As the authors say, alpha increases with the number of items, and the great Cronbach’s alpha coefficient of the whole scale may be related to the big number of items. We have also calculated the alpha of each subscale and got nice results in most of the dimensionalities. Only one coefficient is just fair (greater than 0.6 and less than 0.7), and the reasons for this are clearly explained in the discussion. There are indeed some studies showing that there are many better alternative methods to replace the Cronbach’s alphas to calculate the reliability of the scale; in particular, omega is more suitable for the scale with multidimensional and tau non-equivalence. However, it is also mentioned in many studies that, due to the lack of tau equivalence, compared with omega, Cronbach’s alpha tends to underestimate rather than overestimated the reliability of the scale [1-3]. Nowadays, the Cronbach’s coefficient is still the most widely used method of reliability calculation.

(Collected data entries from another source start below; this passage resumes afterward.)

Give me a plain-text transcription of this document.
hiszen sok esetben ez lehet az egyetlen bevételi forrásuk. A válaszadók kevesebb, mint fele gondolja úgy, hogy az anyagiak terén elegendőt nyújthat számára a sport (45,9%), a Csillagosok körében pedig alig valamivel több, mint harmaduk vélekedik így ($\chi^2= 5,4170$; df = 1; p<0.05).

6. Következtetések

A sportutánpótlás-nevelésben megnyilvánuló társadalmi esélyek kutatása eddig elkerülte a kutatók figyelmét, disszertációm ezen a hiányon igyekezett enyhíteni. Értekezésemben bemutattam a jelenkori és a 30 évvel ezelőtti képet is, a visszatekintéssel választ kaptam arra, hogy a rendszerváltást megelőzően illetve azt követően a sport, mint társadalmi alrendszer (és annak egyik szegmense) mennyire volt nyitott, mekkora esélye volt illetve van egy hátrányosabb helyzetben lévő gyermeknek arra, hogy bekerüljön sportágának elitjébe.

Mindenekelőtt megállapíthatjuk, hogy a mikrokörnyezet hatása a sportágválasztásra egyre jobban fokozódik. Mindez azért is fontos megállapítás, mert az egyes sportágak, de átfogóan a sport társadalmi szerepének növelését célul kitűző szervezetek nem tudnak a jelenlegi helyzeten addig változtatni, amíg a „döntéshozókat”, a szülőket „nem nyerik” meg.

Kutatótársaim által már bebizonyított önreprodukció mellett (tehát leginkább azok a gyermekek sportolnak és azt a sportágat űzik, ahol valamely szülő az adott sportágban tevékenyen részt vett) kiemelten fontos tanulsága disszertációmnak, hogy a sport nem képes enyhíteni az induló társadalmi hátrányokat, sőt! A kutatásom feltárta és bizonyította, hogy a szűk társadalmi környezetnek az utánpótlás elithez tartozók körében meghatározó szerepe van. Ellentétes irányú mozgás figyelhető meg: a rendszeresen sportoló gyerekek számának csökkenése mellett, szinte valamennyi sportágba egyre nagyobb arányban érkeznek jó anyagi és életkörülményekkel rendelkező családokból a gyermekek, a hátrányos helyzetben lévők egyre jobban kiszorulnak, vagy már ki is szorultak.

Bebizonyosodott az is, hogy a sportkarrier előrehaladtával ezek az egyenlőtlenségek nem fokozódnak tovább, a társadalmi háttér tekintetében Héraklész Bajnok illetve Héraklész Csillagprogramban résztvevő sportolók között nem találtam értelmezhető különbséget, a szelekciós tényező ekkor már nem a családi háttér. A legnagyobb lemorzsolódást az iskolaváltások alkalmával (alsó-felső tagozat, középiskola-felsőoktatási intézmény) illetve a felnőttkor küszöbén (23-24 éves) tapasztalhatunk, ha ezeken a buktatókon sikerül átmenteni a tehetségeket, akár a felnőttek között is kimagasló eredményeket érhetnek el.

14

In addition, we have always acknowledged that the construct validity of the study results is not ideal, which may be related to the selection of the subjects and cultural differences. We also hope to expand the sample size to calculate confirmatory factor analysis in the further study, for optimizing the scale items. Although the content validity and criterion validity of the scale are good, the conclusion that the Mild Behavioral Impairment-Checklist (MBI-C) has high reliability and validity is still not accurate and easy to cause misunderstanding. Because the construct validity is not ideal, it is indeed unprecise to draw this conclusion directly.

We appreciate Professor Toni T. Saari’s attention to our research and for making useful suggestions. This study aims to explore whether MBI, as a new scale for testing behavioral impairment, can replace the Neuropsychiatric Inventory Questionnaire to be an effective tool for screening patients with Alzheimer's disease (AD). Although the small sample is the limitation of this study, MBI-C still demonstrates its superiority of screening. Considering that the internal consistency of each dimensionality of the scale and the structural validity are not ideal enough, we would like to accept the professor's suggestion sincerely, and modify the research conclusion as "This study showed that the Chinese version of the MBI-C has good reliability and validity, and could be used as an alternative scale to the NPI-Q for AD dementia screening in the Chinese population, but further large sample studies to inspect its construct validity is necessary". We hope to make up for the shortcomings of this study in further studies, and still believe that the MBI-C has a good implementation prospect in the screening of patients with AD in China.

Yue Cui, Fang Li, and Liyong Wu

References:

[1] Deng L, Chan W (2017) Testing the difference between reliability coefficients alpha and omega. Educ Psychol Meas 77, 185-203.

[2] Peterson RA, Kim Y (2013) On the relationship between coefficient alpha and composite reliability. J Appl Psychol 98, 194-198.

[3] Tavakol M, Dennick R (2011) Making sense of Cronbach's alpha. Int J Med Educ 2, 53-55.